M. de Mistura a ajouté que, s'il facilite la tenue de ces pourparlers, « les véritables artisans de la paix ici sont les pouvoirs qui ont voulu ces pourparlers, le GSEE [Groupe international de soutien à la Syrie] et les membres du Conseil de sécurité, et, espérons-le, les parties syriennes ».

Outre l'ONU, le GSSE comprend la Ligue des Etats arabes, la Chine, l'Egypte, l'Union européenne, la France, l'Allemagne, l'Iran, l'Iraq, l'Italie, la Jordanie, le Liban, l'Organisation de la coopération islamique, Oman, Qatar, la Russie, l'Arabie saoudite, la Turquie, les Emirats arabes unis, le Royaume Uni, et les Etats-Unis.

Ces nouveaux pourparlers se centreront sur les questions de gouvernance, y compris l'adoption d'une nouvelle Constitution en Syrie et la tenue d'élections, a ajouté l'Envoyé spécial.

« Le maitre mot sera 'inclusif' », a en outre noté M. de Mistura, tout en espérant que ces « pourparlers de proximité » conduisent à des négociations directes entre les parties.

L'Envoyé spécial a averti que certains détracteurs essaieront sans doute de faire échouer ces pourparlers de paix, mais que la solution sera de faire preuve de sang-froid et détermination.

En plus des entretiens dans le cadre des pourparlers, deux groupes de travail créés par le GSEE supervisent la livraison de l'aide humanitaire à des milliers de Syriens depuis la cessation des hostilités le 27 février dernier, a indiqué M. de Mistura.

Les Syriens qui ont cherché refuge dans les pays voisins observent avec attention de l'évolution de cette cessation des hostilités, a ajouté M. de Mistura, qui devait informer le Conseil de sécurité de l'ONU dans la journée lors de consultations à huis-clos sur la conduite des pourparlers.

Parallèlement, sur le terrain, à moins que les besoins et les droits de plus de huit millions d'enfants syriens ne soient pris en compte, toute une génération et des décennies de développement seront bel et bien perdues, met en garde un nouveau rapport du Fond des Nations Unies pour l'enfance (UNICEF), publié lundi.

Intitulé 'Pas de place pour les enfants' ('No Place for Children'), le nouveau rapport de l'UNICEF indique qu'environ 8,4 millions d'enfants, soit plus de 80% des enfants syriens, sont désormais touchés par le conflit, à l'intérieur du pays ou en tant que réfugiés dans les Etats voisins de la Syrie.

« Quel message devons-nous adresser à ses enfants et à tous ceux de Syrie ? Que ce n'est pas notre problème s'ils deviennent une génération perdue en raison des dégâts causés en matière d'éducation et de santé, qui les affecteront pour les années à venir ? », a déclaré le Directeur exécutif de l'UNICEF, Anthony Lake, dans l'introduction du rapport.

« Nous ne pouvons pas restaurer les précieuses années d'enfance arrachées par cette guerre brutale, mais nous pouvons et nous devons empêcher leur avenir de leur être également volé », a-t-il ajouté. « Car leur avenir est l'avenir de la Syrie ».

Le rapport cite notamment un adolescent syrien de 13 ans réfugié en Turquie, Mohammed, qui fait face à l'incertitude de l'avenir.

« Je suis un peu entre espoir et désespoir.
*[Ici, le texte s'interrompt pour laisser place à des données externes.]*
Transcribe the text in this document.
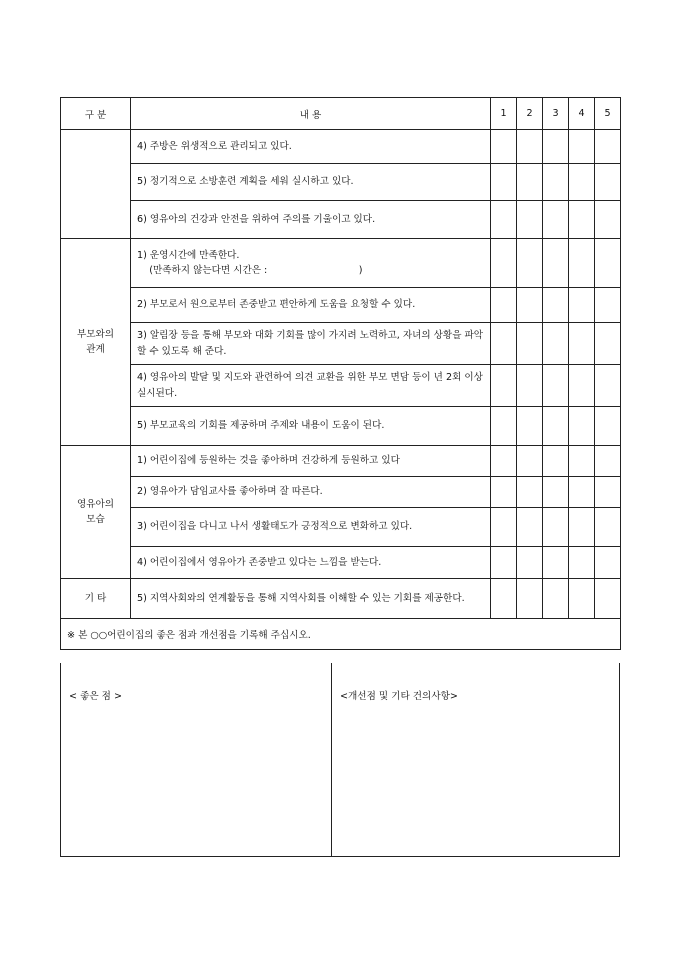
구 분	내 용	1	2	3	4	5
	4) 주방은 위생적으로 관리되고 있다.					
	5) 정기적으로 소방훈련 계획을 세워 실시하고 있다.					
	6) 영유아의 건강과 안전을 위하여 주의를 기울이고 있다.					
부모와의
관계	1) 운영시간에 만족한다.
(만족하지 않는다면 시간은 :                              )					
	2) 부모로서 원으로부터 존중받고 편안하게 도움을 요청할 수 있다.					
	3) 알림장 등을 통해 부모와 대화 기회를 많이 가지려 노력하고, 자녀의 상황을 파악할 수 있도록 해 준다.					
	4) 영유아의 발달 및 지도와 관련하여 의견 교환을 위한 부모 면담 등이 년 2회 이상 실시된다.					
	5) 부모교육의 기회를 제공하며 주제와 내용이 도움이 된다.					
영유아의
모습	1) 어린이집에 등원하는 것을 좋아하며 건강하게 등원하고 있다					
	2) 영유아가 담임교사를 좋아하며 잘 따른다.					
	3) 어린이집을 다니고 나서 생활태도가 긍정적으로 변화하고 있다.					
	4) 어린이집에서 영유아가 존중받고 있다는 느낌을 받는다.					
기 타	5) 지역사회와의 연계활동을 통해 지역사회를 이해할 수 있는 기회를 제공한다.					
※ 본 ○○어린이집의 좋은 점과 개선점을 기록해 주십시오.						
< 좋은 점 >	<개선점 및 기타 건의사항>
Peut-être qu'avec le temps, je serai en mesure de répondre à cette question », a-t-il dit. « J'aimerais qu'il y ait un pouvoir sur terre suffisamment puissant pour me rendre les choses que j'ai perdues ».

Le rapport documente les diverses façons dont les enfants sont touchés par le conflit, et propose cinq pistes essentielles pour les protéger.

Publié à l'occasion du cinquième anniversaire du début du conflit syrien, le rapport indique que 3,7 millions d'enfants syriens ont cinq ans ou plus, ajoutant que le conflit, « le plus mortel et complexe » de notre temps, est par conséquent le seul mode d'existence que ces enfant ont jamais connu.

« La violence est devenue monnaie courante dans les maisons, les écoles, les hôpitaux, les cliniques, les parcs, les terrains de jeux et les lieux de culte », déplore dans le rapport le Directeur régional de l'UNICEF pour le Moyen-Orient et l'Afrique du Nord, Peter Salama, ajoutant que 7 millions d'enfants syriens vivent aussi dans la pauvreté.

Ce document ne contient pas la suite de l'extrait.